Dr. Russell F. Henke -- Business Consultant


Case #7 -- Listen To Your Customers!

A mature software package vendor with flattening revenues seeks new products and/or services directions to bolster its growth prospects for the future. Youthful internal entrepreneurs step forward with many new ideas as part of a newly-initiated business unit planning process. Many of the new ideas are technically feasible and appear to have attractive market niches, but the new ideas are far too numerous to be funded en masse.

An outside business consultant is asked to help evaluate the various alternatives.

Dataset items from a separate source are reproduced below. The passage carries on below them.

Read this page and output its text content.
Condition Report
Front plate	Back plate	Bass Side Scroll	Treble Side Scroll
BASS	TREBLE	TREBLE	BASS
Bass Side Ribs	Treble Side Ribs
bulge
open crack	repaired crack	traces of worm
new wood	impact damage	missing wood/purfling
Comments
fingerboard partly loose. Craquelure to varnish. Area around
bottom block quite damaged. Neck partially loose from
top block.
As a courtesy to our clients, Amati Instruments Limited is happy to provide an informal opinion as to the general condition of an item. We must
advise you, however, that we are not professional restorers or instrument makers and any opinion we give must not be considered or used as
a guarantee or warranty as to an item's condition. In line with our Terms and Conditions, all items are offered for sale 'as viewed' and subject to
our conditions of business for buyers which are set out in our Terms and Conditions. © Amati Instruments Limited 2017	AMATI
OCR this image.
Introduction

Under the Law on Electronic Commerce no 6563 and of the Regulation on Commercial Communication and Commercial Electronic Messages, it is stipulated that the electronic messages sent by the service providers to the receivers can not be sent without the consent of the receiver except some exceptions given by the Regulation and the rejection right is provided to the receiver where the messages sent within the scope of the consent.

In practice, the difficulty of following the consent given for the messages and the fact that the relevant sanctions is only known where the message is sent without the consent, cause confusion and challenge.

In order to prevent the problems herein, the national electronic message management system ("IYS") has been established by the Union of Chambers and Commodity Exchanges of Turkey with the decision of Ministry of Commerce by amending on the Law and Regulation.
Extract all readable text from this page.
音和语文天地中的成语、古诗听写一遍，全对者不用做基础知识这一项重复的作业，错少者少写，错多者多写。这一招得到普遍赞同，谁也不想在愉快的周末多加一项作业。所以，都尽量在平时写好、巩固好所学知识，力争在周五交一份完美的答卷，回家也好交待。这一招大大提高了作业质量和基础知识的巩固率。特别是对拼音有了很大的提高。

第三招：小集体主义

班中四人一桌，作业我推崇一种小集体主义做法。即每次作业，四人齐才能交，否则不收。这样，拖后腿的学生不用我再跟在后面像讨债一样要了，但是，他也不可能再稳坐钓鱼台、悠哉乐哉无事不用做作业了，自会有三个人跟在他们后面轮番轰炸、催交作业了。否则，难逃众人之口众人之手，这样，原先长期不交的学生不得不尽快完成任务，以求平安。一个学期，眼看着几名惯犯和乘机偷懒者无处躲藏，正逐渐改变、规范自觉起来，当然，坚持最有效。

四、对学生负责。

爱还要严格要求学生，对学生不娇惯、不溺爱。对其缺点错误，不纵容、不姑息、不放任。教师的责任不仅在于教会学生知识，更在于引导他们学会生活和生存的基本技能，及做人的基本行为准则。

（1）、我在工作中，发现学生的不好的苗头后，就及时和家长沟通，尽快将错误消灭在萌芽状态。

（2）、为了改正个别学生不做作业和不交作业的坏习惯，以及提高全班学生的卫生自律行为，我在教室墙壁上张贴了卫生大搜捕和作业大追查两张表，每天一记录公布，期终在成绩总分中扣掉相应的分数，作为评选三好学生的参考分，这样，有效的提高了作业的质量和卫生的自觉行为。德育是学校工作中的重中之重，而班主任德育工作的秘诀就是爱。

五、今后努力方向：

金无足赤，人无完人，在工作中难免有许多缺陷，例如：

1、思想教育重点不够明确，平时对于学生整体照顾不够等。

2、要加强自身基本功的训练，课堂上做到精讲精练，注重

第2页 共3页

Among other programs initiated to answer this dilemma, the consultant wonders whether the mature software vendor would have the external identity or recognition credibility in the selected market niches to be successful, even if the proposed new products work well and are correctly introduced. The consultant recommends that a Customer Survey be carried out prior to investment in these new ideas and he sub-contracts the survey to a 3rd party associate skilled in this specialty.


The Customer Survey results reveal significant market biases and prospective customer awareness deficits, for virtually every new idea save one.

Accordingly, the software vendor decides against investing in these new areas, saving hundreds of thousands of dollars and future disappointments. Rather, the vendor focuses its product development dollars on immediate vertical segment product enhancements which prove to be far more palatable to its past market penetrations.

The one new idea that looks promising is banked until a better market window opens; it later becomes the successful e-commerce arm of the parent business!